Allon Therapeutics, Inc. announced that its pivotal clinical trial evaluating its lead product candidate davunetide as a treatment for progressive supranuclear palsy (PSP) failed to demonstrate efficacy in this population. The study had co-primary outcome measures: the Progressive Supranuclear Palsy Rating Scale, and the Schwab and England Activities of Daily Living. Data analysis failed to detect an effect on either the PSPRS or the SEADL. The study also examined a series of secondary and exploratory endpoints. There was no evidence of a drug effect on these secondary or exploratory endpoints in the pre-specified analysis. The company will undertake further analysis to determine if there is any evidence of an effect or explanation for the absence of an effect.
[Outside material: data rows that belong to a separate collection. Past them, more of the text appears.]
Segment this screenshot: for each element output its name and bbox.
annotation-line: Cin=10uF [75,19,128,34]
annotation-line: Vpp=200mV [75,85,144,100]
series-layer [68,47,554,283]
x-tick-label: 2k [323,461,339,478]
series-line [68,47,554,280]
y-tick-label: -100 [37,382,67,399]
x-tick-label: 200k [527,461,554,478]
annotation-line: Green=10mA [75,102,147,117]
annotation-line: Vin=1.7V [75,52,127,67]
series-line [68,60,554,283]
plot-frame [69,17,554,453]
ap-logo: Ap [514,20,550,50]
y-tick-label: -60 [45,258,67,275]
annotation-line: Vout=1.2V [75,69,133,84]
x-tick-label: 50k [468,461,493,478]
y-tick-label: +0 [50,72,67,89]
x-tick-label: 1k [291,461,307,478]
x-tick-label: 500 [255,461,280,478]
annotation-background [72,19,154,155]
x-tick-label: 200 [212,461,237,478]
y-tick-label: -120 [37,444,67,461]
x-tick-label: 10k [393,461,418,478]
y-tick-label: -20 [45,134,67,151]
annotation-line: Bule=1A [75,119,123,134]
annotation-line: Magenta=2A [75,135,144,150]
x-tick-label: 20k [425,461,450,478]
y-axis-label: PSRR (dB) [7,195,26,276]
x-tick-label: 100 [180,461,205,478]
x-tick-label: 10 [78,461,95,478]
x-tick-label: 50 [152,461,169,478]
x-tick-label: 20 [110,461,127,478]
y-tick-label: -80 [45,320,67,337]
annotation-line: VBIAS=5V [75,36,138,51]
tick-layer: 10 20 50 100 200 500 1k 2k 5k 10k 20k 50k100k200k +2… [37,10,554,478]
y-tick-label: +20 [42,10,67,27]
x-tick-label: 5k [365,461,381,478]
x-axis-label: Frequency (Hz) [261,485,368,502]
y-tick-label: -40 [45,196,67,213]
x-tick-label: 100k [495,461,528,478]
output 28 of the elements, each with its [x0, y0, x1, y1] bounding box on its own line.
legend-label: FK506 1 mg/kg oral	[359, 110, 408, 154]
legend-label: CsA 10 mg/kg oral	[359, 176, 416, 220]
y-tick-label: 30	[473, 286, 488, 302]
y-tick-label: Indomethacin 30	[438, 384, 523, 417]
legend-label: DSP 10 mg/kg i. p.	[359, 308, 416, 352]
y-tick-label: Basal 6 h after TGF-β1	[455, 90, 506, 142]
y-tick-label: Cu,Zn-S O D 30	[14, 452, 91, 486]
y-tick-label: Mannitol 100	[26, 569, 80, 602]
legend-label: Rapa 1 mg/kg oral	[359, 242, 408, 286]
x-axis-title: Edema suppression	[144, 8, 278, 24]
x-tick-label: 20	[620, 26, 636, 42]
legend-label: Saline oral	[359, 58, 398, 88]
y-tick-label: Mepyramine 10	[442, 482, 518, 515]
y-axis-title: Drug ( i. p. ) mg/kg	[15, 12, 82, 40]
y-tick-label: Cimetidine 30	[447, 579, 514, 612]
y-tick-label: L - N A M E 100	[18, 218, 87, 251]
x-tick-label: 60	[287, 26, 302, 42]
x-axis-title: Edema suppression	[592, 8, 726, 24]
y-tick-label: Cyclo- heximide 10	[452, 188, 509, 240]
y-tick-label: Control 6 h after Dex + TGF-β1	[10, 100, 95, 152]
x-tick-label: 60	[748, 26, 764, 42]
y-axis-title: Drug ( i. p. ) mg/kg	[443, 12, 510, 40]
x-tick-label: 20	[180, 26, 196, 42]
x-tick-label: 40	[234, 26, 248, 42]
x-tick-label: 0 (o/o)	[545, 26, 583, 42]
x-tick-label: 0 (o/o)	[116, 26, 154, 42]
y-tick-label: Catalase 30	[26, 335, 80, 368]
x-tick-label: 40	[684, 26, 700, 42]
Allon said the multinational phase 2/3 randomized, double-blind, placebo-controlled trial enrolled a total of 313 subjects definitively diagnosed with PSP. Subjects were randomized into two groups, and treated with 30 mg of davunetide or placebo twice per day for 52 weeks. The study was carried out under a Special Protocol Assessment with the United States Food and Drug Administration (FDA) at 47 sites in the United States, Canada, United Kingdom, France, Germany, and Australia. The study was designed to enroll a homogeneous PSP population and data generated by the study confirm this finding.

The company will also take immediate action to reduce its ongoing operating expenses including a reduction in staff.